The President-Elect And His Tweets

Over the past few weeks, as the Donald Trump transition team has vetted candidates for Cabinet-level positions and geared up for the new administration that will take office next year, we’ve started to get a sense of what the next four years will be like.  With important decisions being made and critical planning underway, the post-election process is slowly revealing what kind of President Donald Trump might be.

If I could get one wish, it would be that Mr. Trump decide to stop using Twitter.

trump-the-hashI recognize this probably is a forlorn hope.  In many ways, Trump’s candidacy was driven by social media, and his tweets were a big part of the strategy.  Through his Twitter account, Trump had a forum for outlandish comments and was able to keep his name in the news.  His tweets provided him with lots of free air time, and his inclination, as President, likely will be to keep doing what worked well during the campaign.

And yet, the qualities we are looking for in a President are different from those that can drive a presidential campaign.  Dashing off a tweet seems fundamentally inconsistent with the considered judgment that we hope the occupants of the Oval Office will bring to the position.  (I recognize that President Obama has and uses a Twitter account, which I think is unfortunate, too, but without doing an exhaustive analysis I’m going to go out on a limb and guess that his tweets haven’t been quite as controversial as Trump’s.)

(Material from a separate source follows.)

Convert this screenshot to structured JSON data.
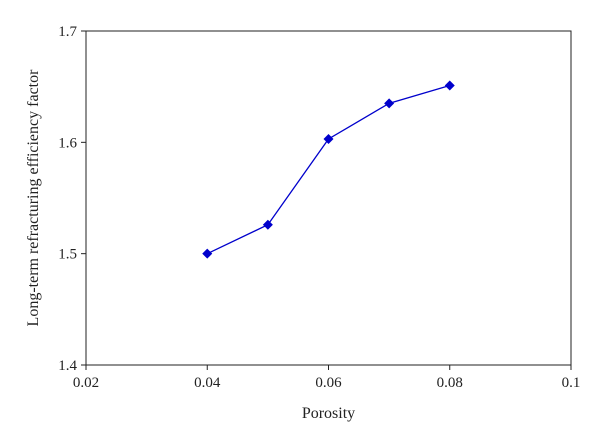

Consider one of the President-elects most recent tweets, which asserts that he won the popular vote “if you deduct the millions of people who voted illegally.”   Of course, no evidence is cited (Twitter isn’t exactly known for that) but the claim that there were millions of illegal votes seems incredibly reckless — as well as bizarre, since Trump won the election and you would think the prevailing candidate wouldn’t want to cast any doubt on the results in any event.  It’s the kind of charge that might work for a candidate looking for some free media coverage, but it just isn’t suited to the President-elect.  Presidents don’t need to gin up controversy to get their names in the news.

Many Americans are fair and open-minded people; even if they didn’t vote for Trump, they will be willing to give him a chance to show how he will perform as President.  I think they are looking to see whether Mr. Trump shows the reflection and thoughtfulness that are a key part of what we think of as “acting presidential.”  Tweets just don’t fit into the presidential job description.